Polymorphism in postinsulin receptor signaling pathway is not associated with polycystic ovary syndrome.

OBJECTIVE: To investigate polymorphisms in postinsulin receptor signaling. To investigate PIK3R1, SLC2A4, SLC2A4RG, and MEF2A to determine whether these genes are associated with susceptibility to polycystic ovary syndrome (PCOS) or key phenotypic features of insulin resistance in subjects with PCOS. DESIGN: Case-control study. SETTING: Participants with PCOS were recruited from a clinical practice database, and controls from the general community. PATIENT(S): One hundred seventy-three patients with PCOS conforming to the National Institutes of Health (NIH) diagnostic criteria, all of Caucasian descent; 107 normally ovulating women of white descent from the general community. INTERVENTION(S): Drawing of blood for DNA extraction. MAIN OUTCOME MEASURE(S): Frequency of PIK3R1, SLC2A4, SLC2A4RG, and MEF2A polymorphisms in case and control subjects. RESULT(S): No significant difference between the frequency of the polymorphisms in case and control women was identified. No single nucleotide polymorphism studied in any of these four genes was associated with the PCOS phenotype. CONCLUSION(S): Polymorphisms in the PIK3R1, SLC2A4, SLC2A4RG, and MEF2A genes are not associated with key PCOS phenotypes.

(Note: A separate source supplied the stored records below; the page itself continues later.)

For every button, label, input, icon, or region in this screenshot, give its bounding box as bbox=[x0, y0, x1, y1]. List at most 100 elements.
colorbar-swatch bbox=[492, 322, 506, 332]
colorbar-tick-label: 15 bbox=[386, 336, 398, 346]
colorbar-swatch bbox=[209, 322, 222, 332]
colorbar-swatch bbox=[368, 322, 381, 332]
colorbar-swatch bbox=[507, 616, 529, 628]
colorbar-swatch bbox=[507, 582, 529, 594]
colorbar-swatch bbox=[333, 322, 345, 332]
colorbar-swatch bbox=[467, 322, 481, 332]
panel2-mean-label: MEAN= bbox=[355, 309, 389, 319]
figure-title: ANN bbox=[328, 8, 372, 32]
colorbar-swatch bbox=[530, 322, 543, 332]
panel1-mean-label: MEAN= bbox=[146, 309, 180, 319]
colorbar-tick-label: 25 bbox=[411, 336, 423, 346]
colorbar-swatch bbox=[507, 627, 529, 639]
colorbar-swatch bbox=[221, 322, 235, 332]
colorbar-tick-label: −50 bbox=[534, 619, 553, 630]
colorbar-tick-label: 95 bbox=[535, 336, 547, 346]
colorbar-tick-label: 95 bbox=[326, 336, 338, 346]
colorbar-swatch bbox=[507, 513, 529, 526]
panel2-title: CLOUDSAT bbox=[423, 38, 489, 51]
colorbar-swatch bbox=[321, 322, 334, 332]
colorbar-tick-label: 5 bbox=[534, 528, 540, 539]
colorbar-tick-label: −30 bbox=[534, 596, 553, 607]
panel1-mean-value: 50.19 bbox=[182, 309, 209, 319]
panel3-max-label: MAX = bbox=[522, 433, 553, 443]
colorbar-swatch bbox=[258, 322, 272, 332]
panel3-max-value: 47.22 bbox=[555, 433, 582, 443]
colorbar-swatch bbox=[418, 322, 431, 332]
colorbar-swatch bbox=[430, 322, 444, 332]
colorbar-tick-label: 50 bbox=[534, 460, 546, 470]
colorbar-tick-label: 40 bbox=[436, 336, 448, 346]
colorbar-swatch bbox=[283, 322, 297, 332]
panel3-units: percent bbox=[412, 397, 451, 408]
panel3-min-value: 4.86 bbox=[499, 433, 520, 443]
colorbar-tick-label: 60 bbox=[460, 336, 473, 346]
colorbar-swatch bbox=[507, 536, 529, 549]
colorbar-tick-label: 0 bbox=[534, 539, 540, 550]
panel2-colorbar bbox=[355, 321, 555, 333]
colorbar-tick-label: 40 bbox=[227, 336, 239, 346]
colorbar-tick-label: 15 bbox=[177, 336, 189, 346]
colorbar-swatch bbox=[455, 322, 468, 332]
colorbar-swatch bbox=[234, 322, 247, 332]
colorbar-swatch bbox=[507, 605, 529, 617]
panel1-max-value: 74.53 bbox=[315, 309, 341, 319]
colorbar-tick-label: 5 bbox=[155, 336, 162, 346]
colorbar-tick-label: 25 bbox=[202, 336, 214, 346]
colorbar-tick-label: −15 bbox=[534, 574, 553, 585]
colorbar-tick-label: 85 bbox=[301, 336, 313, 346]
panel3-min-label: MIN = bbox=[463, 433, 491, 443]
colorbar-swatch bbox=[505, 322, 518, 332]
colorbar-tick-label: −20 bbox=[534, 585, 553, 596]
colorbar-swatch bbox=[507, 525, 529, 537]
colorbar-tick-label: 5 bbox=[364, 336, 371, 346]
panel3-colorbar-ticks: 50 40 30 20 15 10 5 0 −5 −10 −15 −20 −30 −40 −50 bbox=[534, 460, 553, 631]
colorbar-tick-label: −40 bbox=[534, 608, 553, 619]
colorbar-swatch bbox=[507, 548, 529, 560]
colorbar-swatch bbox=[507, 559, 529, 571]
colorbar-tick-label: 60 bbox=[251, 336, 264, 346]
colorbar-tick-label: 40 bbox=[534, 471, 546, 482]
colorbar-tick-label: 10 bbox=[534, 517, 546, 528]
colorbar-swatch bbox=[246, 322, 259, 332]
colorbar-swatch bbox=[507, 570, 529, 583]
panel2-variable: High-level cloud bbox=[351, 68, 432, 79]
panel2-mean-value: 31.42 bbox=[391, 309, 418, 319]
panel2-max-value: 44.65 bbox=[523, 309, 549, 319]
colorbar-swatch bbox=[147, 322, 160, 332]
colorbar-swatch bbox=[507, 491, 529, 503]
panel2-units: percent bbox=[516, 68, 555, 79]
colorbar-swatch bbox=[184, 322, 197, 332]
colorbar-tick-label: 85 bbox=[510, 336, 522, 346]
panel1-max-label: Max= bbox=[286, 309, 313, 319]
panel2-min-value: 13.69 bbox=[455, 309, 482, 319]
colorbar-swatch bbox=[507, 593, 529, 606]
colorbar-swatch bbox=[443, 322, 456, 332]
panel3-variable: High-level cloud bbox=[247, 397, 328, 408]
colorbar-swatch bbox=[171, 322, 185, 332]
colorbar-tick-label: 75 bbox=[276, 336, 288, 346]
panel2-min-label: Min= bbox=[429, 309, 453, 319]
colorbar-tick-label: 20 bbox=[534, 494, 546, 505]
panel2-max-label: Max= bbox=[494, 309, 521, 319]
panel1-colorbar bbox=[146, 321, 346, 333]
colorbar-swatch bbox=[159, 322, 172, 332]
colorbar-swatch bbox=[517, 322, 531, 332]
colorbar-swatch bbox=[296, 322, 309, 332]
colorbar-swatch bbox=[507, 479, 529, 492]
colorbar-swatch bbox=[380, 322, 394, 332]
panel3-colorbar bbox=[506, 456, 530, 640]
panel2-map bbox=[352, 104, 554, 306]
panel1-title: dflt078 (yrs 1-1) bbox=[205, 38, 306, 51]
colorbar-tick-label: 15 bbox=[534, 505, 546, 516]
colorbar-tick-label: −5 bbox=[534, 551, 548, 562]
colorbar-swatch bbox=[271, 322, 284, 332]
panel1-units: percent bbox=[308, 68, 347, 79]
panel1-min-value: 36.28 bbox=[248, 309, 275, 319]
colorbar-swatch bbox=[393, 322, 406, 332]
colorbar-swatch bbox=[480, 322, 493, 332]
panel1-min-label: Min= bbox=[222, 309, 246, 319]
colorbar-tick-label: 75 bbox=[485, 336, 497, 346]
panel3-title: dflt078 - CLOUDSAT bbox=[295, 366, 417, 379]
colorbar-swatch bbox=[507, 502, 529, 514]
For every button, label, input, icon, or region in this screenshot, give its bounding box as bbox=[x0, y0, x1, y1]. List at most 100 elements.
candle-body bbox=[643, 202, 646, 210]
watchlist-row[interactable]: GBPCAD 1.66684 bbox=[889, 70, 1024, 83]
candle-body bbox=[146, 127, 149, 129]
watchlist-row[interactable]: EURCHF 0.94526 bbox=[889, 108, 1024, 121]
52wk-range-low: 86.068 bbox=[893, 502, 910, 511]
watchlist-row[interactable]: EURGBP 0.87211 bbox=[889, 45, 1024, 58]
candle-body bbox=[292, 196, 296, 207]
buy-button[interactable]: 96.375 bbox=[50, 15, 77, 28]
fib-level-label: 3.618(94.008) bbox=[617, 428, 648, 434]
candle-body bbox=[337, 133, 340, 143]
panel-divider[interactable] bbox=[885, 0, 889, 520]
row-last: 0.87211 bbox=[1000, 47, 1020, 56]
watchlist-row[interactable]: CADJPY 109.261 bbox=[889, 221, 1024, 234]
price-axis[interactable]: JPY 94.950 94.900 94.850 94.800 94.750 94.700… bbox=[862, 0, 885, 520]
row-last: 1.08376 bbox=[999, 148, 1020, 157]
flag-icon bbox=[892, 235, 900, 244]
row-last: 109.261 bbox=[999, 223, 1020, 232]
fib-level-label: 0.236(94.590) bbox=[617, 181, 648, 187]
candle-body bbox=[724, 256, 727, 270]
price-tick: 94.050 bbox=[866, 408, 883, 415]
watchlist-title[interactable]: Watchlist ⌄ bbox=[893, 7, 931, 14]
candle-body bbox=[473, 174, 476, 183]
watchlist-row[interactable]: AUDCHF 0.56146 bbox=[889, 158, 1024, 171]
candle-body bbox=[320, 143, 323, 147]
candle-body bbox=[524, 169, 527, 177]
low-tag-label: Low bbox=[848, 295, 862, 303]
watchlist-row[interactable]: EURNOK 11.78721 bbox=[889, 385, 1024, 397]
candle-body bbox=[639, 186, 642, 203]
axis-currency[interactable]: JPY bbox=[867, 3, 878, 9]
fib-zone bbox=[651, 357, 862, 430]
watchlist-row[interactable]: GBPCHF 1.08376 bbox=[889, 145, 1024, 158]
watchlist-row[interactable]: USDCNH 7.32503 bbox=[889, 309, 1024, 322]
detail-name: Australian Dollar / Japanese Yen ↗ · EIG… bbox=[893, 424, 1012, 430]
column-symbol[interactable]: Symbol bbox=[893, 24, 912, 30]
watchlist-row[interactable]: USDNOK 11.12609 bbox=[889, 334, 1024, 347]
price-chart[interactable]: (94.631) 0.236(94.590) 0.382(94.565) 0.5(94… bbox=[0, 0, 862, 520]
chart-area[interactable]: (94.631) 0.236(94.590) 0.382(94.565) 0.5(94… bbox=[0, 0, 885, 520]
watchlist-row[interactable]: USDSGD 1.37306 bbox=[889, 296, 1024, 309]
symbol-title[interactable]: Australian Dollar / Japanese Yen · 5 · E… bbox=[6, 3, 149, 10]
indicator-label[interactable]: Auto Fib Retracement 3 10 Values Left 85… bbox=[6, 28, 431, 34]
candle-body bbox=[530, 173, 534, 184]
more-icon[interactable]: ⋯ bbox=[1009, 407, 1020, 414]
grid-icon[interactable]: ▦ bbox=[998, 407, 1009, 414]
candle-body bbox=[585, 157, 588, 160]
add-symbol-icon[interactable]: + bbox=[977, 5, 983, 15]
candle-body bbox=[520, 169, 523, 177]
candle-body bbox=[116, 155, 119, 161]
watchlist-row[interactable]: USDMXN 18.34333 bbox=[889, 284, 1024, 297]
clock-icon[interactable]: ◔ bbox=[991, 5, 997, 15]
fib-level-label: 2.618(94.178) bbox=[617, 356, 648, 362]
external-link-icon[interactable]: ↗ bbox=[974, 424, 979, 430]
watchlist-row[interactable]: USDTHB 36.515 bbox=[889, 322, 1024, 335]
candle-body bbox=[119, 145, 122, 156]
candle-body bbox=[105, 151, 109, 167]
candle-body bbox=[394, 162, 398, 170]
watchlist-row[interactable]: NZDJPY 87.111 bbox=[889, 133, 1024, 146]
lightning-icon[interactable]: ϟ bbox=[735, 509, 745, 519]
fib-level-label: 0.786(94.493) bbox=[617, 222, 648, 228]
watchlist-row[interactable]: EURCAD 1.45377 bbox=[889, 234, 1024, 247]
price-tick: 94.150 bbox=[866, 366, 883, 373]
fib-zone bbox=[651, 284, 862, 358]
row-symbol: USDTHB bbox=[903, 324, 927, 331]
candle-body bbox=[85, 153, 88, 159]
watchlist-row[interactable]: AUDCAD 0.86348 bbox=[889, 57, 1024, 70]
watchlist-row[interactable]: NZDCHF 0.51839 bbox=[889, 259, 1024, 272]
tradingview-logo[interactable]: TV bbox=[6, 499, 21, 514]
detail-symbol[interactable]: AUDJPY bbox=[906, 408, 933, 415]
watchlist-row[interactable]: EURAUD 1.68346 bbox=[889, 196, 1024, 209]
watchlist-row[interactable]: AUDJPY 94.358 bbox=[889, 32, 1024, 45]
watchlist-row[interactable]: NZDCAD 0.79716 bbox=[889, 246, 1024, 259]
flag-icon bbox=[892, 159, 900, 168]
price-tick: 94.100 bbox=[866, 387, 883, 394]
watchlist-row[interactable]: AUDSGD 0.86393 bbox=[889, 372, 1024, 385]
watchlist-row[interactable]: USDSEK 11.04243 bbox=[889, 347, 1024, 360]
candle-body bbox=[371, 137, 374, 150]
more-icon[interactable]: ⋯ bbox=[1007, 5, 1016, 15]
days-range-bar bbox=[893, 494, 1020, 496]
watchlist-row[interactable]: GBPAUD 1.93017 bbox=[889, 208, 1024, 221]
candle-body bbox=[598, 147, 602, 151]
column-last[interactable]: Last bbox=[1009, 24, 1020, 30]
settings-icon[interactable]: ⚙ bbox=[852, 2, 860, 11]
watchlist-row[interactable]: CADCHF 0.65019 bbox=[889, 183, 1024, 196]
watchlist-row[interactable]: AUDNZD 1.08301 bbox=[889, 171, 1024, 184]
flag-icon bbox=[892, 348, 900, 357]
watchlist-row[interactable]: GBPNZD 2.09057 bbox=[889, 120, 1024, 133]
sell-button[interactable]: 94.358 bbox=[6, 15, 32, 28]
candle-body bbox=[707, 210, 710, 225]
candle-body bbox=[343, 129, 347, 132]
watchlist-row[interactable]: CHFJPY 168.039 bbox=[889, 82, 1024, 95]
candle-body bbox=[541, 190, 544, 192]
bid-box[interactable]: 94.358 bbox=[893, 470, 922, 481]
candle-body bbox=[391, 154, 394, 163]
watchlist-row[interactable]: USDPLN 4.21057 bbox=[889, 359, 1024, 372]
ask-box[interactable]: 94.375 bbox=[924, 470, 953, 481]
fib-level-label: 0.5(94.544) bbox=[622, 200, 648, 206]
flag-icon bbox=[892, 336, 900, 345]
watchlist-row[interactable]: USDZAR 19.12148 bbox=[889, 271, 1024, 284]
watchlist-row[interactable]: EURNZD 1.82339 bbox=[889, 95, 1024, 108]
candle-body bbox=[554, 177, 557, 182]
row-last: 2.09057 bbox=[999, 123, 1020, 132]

Polymorphism in HSD17B6 is associated with key features of polycystic ovary syndrome.

OBJECTIVE: To investigate polymorphisms in androgen metabolism regulators that are implicated in the etiology of polycystic ovary syndrome (PCOS) in vitro; to investigate HSD17B6 and GATA6 to determine whether these genes are associated with susceptibility to PCOS or key phenotypic features of patients with PCOS. DESIGN: Case-control association study. SETTING: Participants with PCOS were recruited from a clinical-practice database, and controls, from the general community. PATIENT(S): One hundred seventy-three patients with PCOS and who were of Caucasian descent and conformed to the National Institutes of Health (NIH) diagnostic criteria; 107 normally ovulating women of Caucasian descent from the general community. INTERVENTION(S): Drawing of blood for DNA extraction. MAIN OUTCOME MEASURE(S): Frequency of HSD17B6 and GATA6 polymorphisms in cases and controls. Association of single-nucleotide polymorphisms from HSD17B6 in subjects with PCOS with key phenotypes of PCOS: androgen status, insulin resistance, and body mass index. RESULT(S): Allele distribution for the single-nucleotide polymorphism rs898611 in HSD17B6 was significantly different between PCOS and control subjects (P=.03). Presence of the polymorphic allele was associated with reduced fasting glucose-insulin ratio (P=.02) and increased homeostasis model assessment (P<.01) and body mass index (P<.001) as well as with reduced T (P=.03) in the PCOS group. No association was seen between GATA6 and any of the variables studied. CONCLUSION(S): These data suggest that polymorphisms in the HSD17B6 gene are associated with PCOS and key clinical phenotypes of the disorder.